Message Too Old, No Replies

Robots.txt Question

Will this cover it?

         

rover

12:21 am on Mar 25, 2005 (gmt 0)

10+ Year Member



I have the file abc.php in our main directory. I want to keep the spiders away from the file abc.php even if it has variables. For example:

example.com/abc.php?ID=1
example.com/abc.php?ID=2
example.com/abc.php?ID=3
etc.

Will simply specifying the file abc.php as below cover all of these above as well?

--------------

User-agent: *
Disallow: /abc.php

---------------

Lord Majestic

12:28 am on Mar 25, 2005 (gmt 0)

WebmasterWorld Senior Member 10+ Year Member



Yes it will be fine.

rover

5:16 pm on Mar 25, 2005 (gmt 0)

10+ Year Member



Thanks, I thought it would be fine, too.

I use the php file abc.php to track clickthroughs for links, but I want to avoid showing any 'clickthroughs' from search engine spiders.

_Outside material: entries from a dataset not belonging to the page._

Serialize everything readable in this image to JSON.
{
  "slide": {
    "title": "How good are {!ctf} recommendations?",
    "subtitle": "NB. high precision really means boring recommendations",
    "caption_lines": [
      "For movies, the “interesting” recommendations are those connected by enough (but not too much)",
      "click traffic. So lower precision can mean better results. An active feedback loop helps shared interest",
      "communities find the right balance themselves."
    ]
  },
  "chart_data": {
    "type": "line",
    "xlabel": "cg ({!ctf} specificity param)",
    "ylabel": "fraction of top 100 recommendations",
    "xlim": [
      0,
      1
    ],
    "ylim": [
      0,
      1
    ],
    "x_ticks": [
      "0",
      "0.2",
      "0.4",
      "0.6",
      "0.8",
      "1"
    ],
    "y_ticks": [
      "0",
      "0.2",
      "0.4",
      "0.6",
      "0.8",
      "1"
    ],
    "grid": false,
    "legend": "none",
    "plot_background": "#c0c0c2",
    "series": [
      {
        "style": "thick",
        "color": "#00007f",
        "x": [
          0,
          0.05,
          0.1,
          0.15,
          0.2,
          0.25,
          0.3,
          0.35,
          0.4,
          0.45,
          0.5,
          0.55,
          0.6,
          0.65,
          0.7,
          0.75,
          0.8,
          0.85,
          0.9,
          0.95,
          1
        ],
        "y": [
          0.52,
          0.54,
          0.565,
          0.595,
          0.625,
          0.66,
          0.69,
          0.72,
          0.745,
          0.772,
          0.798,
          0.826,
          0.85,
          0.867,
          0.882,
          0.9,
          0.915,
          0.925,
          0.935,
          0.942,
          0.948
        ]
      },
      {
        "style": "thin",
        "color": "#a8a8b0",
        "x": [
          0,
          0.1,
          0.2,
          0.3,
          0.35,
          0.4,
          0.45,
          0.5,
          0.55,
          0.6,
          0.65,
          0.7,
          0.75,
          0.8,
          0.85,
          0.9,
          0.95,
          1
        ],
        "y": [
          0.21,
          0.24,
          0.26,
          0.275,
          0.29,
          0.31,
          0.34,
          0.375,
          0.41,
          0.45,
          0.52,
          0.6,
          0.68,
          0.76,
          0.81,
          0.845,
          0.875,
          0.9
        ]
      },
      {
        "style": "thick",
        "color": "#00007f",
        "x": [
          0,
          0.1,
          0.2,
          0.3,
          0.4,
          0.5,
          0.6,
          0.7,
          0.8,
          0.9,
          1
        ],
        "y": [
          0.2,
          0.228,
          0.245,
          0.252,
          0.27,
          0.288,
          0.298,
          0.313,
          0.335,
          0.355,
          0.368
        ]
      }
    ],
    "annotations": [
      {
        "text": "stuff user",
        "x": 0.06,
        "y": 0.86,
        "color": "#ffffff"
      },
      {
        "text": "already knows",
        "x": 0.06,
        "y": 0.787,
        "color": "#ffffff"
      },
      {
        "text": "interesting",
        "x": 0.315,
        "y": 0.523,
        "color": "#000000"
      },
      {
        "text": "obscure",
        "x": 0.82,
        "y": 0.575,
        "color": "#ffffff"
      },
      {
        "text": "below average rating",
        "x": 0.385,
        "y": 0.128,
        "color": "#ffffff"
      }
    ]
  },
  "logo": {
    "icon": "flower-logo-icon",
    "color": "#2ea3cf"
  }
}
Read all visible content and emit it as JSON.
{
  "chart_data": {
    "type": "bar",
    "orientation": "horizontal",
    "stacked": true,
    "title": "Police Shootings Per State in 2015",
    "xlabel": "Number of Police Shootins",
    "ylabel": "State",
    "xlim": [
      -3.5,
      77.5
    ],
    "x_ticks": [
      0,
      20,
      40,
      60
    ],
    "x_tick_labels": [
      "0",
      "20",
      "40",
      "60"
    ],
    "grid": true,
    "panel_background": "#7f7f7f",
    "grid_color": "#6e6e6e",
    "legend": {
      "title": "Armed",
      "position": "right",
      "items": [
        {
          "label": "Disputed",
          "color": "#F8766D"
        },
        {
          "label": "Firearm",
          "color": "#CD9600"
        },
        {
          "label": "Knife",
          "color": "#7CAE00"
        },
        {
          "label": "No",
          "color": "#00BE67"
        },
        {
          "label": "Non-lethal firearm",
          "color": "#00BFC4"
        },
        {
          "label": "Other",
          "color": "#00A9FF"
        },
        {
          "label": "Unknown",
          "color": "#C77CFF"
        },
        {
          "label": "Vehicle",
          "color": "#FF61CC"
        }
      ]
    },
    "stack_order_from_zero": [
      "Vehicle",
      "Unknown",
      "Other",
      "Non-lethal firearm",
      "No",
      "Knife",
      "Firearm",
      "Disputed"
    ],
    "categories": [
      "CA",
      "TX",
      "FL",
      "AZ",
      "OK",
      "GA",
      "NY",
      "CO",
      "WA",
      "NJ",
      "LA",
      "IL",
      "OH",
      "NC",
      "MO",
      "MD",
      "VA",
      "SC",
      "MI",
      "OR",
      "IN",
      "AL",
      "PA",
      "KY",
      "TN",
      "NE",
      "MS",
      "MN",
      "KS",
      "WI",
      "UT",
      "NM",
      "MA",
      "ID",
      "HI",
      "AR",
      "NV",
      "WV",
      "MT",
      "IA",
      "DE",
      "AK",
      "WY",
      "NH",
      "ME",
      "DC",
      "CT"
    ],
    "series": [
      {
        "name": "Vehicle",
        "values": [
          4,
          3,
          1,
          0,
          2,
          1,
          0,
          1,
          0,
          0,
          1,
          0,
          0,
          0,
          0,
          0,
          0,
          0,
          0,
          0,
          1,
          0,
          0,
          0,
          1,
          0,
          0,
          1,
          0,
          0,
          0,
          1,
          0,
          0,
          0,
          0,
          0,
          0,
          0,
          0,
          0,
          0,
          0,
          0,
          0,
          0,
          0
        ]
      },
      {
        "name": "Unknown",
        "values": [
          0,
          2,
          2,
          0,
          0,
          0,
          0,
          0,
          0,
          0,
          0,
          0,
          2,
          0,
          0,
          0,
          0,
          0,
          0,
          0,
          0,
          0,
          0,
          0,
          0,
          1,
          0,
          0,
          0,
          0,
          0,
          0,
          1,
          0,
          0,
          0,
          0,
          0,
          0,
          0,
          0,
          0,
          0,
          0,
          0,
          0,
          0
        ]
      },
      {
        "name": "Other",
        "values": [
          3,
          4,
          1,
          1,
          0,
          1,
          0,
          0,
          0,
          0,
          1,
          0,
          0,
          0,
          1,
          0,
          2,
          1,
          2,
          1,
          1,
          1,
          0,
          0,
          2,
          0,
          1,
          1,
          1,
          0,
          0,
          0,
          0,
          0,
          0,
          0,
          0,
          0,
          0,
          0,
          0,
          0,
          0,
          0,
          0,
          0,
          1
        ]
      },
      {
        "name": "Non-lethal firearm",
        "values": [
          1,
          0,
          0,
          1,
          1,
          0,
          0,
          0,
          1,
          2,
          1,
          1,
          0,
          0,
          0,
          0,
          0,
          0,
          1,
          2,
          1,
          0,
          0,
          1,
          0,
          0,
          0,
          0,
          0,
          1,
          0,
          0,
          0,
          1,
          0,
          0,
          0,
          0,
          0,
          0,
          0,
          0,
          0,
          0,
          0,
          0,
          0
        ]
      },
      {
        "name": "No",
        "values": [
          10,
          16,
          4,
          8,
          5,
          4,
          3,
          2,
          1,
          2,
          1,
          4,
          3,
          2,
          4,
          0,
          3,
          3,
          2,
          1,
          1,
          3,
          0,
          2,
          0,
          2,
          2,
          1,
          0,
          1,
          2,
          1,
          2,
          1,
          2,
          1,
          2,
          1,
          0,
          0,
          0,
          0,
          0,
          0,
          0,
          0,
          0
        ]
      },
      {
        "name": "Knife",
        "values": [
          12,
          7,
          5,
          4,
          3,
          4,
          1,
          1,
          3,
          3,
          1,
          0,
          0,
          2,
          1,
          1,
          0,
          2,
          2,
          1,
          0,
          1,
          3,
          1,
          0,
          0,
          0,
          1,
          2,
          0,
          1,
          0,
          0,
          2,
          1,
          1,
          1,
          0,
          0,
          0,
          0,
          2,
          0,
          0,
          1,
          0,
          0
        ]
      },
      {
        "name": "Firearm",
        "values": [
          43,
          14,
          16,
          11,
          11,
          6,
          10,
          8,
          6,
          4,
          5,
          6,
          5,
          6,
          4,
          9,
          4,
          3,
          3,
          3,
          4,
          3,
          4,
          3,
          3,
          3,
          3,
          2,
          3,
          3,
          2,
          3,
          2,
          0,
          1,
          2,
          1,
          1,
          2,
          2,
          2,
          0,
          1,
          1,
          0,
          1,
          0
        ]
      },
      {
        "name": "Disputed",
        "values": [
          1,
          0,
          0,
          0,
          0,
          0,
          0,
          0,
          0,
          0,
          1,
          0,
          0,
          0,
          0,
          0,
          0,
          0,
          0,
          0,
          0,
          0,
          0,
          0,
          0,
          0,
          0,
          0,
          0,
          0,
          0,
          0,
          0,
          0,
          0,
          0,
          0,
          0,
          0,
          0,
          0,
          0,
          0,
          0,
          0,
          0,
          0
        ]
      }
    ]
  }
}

So I created javascript and links as follows (much like google does):

<script>
function clk(n) { if(document.images){ (new Image()).src="/abc.php?ID="+n; } return true;}
</script>

Sample link:

<a href="http://www.example.com" onmousedown="return clk(123)">

The abc.php file increments a hit counter when it is activated with an ID (e.g. abc.php?ID=123). It also tracks the host.

I was crawled by msn.bot and Yahoo Slurp 12 hours after I added the new robots.txt file, but I can see that abc.php has been incrementing the hit counter even when msn.bot or slurp are following the links.

I thought that excluding them from abc.php would avoid this situation.

Is it possible that these spiders actually do trigger the javascript 'onmousedown' event?

Lord Majestic

5:40 pm on Mar 25, 2005 (gmt 0)

WebmasterWorld Senior Member 10+ Year Member



I was crawled by msn.bot and Yahoo Slurp 12 hours after I added the new robots.txt file

Its possible that it takes sometime for your robots.txt changes to take place, possibly over 24 hours.

I don't think their bots would follow JavaScript events.